Acrescenta que, na esfera pública, esta violência pode ser agravada porque “a sociedade reproduz padrões e estereótipos e, de fato, nos culpa por muitas das situações que vivemos enquanto vítimas. Além disso, a negligência das instituições aumenta as crises de saúde mental porque nos sentimos sozinhas e desprotegidas.
A Comissão Interamericana de Direitos Humanos, no documento Guía Práctica sobre Lineamientos y Recomendaciones para la Elaboración de Planes de Mitigación de Riesgos de Personas Defensoras de Derechos Humanos, afirma que o impacto da violência é agravado quando as mulheres ativistas pertencem a grupos em situação de vulnerabilidade. “Por exemplo, as mulheres afrodescendentes, indígenas ou LGBTQI+ enfrentam formas interseccionais de discriminação que acrescentam camadas adicionais de violência e exclusão”, afirma.
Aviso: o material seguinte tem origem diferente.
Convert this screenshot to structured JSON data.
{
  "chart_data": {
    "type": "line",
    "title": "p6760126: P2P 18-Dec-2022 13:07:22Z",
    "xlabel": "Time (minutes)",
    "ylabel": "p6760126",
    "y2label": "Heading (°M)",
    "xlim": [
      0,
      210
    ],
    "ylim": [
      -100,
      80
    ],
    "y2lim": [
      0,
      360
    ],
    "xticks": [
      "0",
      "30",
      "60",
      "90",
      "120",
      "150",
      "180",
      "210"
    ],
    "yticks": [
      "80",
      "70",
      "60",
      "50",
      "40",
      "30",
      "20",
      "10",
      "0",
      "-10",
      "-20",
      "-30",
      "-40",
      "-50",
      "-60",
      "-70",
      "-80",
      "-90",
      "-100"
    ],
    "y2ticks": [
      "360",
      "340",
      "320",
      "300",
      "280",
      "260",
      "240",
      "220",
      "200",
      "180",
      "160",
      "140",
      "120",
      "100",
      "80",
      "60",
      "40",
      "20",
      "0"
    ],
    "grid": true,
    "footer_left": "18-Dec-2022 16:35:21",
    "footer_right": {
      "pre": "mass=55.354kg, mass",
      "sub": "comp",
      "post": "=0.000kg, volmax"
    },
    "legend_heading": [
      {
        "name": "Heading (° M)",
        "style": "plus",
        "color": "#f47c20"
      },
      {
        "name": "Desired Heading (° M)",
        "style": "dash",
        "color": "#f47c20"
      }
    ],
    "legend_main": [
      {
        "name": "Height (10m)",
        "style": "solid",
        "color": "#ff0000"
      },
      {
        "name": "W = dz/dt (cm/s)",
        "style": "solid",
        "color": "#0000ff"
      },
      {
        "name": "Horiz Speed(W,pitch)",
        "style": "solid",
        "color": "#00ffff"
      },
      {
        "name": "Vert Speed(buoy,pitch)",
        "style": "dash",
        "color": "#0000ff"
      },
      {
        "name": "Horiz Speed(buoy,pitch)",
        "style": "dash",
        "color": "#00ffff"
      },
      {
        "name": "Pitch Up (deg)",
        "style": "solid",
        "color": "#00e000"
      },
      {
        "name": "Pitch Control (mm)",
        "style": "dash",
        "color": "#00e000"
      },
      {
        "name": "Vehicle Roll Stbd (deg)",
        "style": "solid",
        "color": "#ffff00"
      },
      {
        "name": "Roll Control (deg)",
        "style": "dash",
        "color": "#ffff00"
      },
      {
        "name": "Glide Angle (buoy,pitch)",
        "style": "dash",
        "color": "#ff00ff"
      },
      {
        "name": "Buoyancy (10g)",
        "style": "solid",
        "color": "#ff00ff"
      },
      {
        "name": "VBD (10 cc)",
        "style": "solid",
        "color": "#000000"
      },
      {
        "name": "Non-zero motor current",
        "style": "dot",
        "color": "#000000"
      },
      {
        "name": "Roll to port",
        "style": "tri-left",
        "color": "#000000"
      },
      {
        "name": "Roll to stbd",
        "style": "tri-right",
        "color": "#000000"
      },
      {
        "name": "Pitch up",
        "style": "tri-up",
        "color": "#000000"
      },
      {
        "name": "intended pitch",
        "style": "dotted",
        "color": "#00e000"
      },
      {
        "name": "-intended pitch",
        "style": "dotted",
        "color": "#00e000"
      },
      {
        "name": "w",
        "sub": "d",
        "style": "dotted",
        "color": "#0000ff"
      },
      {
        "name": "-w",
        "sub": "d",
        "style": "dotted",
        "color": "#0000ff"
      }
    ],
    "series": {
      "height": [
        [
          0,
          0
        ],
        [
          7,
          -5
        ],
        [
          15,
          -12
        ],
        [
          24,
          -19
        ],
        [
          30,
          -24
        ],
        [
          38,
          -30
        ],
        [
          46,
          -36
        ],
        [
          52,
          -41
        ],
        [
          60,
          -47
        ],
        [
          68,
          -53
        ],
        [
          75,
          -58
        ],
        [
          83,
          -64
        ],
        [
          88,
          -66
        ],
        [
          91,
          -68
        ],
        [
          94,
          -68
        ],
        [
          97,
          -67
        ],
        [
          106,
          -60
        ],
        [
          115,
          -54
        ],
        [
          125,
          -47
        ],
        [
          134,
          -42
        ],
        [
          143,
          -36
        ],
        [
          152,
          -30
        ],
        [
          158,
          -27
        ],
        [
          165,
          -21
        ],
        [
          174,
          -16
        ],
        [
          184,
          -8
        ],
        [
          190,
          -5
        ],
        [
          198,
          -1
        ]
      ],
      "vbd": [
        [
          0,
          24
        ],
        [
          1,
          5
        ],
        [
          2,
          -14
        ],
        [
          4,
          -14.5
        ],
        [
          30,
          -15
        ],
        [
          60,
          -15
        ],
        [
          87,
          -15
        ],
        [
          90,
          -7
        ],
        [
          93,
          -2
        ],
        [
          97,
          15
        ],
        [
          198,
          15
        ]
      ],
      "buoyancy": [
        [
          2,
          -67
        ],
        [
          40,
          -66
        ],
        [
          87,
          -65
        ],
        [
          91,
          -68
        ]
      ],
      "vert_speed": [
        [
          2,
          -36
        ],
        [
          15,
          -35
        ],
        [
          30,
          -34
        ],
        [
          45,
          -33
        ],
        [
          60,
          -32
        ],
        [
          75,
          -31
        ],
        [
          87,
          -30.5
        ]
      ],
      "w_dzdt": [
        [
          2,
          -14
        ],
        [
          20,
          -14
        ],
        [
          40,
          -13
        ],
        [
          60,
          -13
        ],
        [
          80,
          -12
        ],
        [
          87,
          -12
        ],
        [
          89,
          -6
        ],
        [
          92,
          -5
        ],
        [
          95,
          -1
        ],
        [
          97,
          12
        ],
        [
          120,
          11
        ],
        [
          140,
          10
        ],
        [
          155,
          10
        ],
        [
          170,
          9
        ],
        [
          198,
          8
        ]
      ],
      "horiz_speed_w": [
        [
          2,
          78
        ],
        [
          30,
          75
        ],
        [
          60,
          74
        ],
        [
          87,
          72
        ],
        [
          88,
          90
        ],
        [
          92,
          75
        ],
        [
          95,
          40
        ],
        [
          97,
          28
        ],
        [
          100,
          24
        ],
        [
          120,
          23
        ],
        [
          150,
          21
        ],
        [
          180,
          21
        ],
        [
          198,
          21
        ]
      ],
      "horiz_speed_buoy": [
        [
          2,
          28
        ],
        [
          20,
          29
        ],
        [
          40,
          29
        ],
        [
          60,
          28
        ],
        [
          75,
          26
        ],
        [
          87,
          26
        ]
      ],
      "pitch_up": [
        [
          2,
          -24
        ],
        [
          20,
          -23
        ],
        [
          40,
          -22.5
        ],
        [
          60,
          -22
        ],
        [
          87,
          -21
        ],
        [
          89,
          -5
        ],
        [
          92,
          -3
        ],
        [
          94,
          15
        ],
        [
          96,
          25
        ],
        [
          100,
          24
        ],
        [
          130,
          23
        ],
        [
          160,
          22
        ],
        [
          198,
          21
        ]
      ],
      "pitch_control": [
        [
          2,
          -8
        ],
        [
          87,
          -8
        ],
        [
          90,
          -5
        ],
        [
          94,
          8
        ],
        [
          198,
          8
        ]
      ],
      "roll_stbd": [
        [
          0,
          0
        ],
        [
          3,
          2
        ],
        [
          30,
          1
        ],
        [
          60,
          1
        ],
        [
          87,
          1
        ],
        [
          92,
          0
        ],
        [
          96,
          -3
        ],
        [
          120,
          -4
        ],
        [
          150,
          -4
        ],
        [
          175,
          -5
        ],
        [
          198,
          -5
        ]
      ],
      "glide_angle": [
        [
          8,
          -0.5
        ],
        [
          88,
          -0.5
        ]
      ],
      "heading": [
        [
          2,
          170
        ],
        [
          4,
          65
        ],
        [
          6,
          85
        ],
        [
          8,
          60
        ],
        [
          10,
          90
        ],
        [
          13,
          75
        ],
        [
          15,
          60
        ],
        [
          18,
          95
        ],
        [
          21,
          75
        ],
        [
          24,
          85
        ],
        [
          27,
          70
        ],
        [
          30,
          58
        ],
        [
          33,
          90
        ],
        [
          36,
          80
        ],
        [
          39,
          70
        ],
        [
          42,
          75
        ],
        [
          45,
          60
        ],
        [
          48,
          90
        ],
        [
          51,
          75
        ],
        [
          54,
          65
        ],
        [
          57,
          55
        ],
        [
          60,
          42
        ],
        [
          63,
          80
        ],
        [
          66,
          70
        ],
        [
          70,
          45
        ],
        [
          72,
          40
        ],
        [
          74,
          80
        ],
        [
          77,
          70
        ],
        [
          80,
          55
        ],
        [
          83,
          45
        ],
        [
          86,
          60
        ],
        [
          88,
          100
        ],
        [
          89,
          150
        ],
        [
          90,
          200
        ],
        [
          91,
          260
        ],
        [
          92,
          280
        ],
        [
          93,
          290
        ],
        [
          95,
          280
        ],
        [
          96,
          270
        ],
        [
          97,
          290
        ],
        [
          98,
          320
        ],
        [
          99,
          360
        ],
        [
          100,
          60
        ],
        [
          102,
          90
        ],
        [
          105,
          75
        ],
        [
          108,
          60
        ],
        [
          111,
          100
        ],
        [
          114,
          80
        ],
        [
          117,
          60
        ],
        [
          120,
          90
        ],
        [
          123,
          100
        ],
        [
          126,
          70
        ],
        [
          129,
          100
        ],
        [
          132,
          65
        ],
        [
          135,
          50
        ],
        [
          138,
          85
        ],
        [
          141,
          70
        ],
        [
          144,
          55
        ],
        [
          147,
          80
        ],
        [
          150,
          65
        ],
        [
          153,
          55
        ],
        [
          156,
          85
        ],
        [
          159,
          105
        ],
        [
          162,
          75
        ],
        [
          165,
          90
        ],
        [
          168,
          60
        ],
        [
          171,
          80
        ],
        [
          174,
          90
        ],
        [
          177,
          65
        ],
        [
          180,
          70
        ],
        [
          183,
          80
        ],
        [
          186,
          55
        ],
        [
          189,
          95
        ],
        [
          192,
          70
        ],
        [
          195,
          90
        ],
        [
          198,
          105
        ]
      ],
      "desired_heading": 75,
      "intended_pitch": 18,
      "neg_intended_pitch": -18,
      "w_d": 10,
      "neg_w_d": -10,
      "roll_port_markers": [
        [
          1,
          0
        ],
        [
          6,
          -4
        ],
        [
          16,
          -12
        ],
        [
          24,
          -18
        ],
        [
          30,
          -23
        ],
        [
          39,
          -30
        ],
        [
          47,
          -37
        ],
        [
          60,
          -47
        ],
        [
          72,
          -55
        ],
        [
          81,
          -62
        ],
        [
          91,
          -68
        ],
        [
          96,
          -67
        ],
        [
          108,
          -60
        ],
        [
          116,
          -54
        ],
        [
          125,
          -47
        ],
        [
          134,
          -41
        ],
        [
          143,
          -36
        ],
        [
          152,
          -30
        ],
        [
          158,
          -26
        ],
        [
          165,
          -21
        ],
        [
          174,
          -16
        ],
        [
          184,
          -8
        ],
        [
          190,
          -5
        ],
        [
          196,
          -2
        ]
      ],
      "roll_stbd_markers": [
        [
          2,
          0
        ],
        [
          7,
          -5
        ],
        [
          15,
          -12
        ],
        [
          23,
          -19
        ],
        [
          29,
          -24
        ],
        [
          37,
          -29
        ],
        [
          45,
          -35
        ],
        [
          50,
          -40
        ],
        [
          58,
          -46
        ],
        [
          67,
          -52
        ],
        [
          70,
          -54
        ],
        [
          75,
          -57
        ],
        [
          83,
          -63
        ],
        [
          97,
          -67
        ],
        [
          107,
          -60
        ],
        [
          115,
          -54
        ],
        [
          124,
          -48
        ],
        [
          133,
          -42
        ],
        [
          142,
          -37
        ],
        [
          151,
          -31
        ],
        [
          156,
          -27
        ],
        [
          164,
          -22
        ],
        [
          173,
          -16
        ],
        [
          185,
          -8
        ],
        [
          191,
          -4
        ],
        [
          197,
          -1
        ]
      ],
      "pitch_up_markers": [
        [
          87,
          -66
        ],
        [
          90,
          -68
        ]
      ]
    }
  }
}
Recomendações para uma resposta global
A violência de gênero não só procura silenciar as ativistas, como também tem um impacto profundo e duradouro na sua saúde mental e emocional. Ao reconhecermos a magnitude deste problema, podemos avançar para um sistema de apoio abrangente que não só lhes permita sarar, mas também continuar o seu inestimável trabalho em prol da justiça e dos direitos humanos.
Para Nedelka Lacayo, do Enlace de Mujeres Negras de Honduras (ENMUEH), é fundamental que os Estados elaborem e implementem programas de prevenção, atenção e reparação, e assinala que o acesso à justiça é um elemento chave neste processo, já que as altas taxas de impunidade provocam desconfiança entre as mulheres que sofrem violência e as impedem de recorrer às autoridades.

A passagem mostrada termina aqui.